Matthew Fontaine · Stefanos Nikolaidis

Quality diversity (QD) is a growing branch of stochastic optimization research that studies the problem of generating an archive of solutions that maximize a given objective function but are also diverse with respect to a set of specified measure functions. However, even when these functions are differentiable, QD algorithms treat them as "black boxes", ignoring gradient information. We present the differentiable quality diversity (DQD) problem, a special case of QD, where both the objective and measure functions are first order differentiable. We then present MAP-Elites via a Gradient Arborescence (MEGA), a DQD algorithm that leverages gradient information to efficiently explore the joint range of the objective and measure functions. Results in two QD benchmark domains and in searching the latent space of a StyleGAN show that MEGA significantly outperforms state-of-the-art QD algorithms, highlighting DQD's promise for efficient quality diversity optimization when gradient information is available. Source code is available at https://github.com/icaros-usc/dqd.

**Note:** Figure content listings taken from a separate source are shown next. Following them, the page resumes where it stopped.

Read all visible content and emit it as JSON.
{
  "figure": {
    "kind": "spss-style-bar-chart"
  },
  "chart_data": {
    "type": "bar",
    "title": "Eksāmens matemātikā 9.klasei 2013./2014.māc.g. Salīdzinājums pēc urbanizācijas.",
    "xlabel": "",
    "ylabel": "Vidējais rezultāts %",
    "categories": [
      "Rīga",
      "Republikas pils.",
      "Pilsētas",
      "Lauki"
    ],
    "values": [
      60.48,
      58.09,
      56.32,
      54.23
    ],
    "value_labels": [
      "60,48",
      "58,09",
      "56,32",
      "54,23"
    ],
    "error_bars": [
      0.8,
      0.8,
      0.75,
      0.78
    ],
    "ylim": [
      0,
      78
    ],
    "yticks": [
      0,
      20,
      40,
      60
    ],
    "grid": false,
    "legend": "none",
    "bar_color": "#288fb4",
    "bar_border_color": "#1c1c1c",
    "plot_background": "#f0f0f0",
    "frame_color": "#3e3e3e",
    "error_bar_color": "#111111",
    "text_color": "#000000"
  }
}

Tue 7 Dec. 1:35 - 1:40 PST

(Q&A)
Q&A

Tue 7 Dec. 1:40 - 1:55 PST

(Oral)
Hessian Eigenspectra of More Realistic Nonlinear Models

Zhenyu Liao · Michael Mahoney

Given an optimization problem, the Hessian matrix and its eigenspectrum can be used in many ways, ranging from designing more efficient second-order algorithms to performing model analysis and regression diagnostics. When nonlinear models and non-convex problems are considered, strong simplifying assumptions are often made to make Hessian spectral analysis more tractable.This leads to the question of how relevant the conclusions of such analyses are for realistic nonlinear models. In this paper, we exploit tools from random matrix theory to make a precise characterization of the Hessian eigenspectra for a broad family of nonlinear models that extends the classical generalized linear models, without relying on strong simplifying assumptions used previously. We show that, depending on the data properties, the nonlinear response model, and the loss function, the Hessian can have qualitatively different spectral behaviors: of bounded or unbounded support, with single- or multi-bulk, and with isolated eigenvalues on the left- or right-hand side of the main eigenvalue bulk. By focusing on such a simple but nontrivial model, our analysis takes a step forward to unveil the theoretical origin of many visually striking features observed in more realistic machine learning models.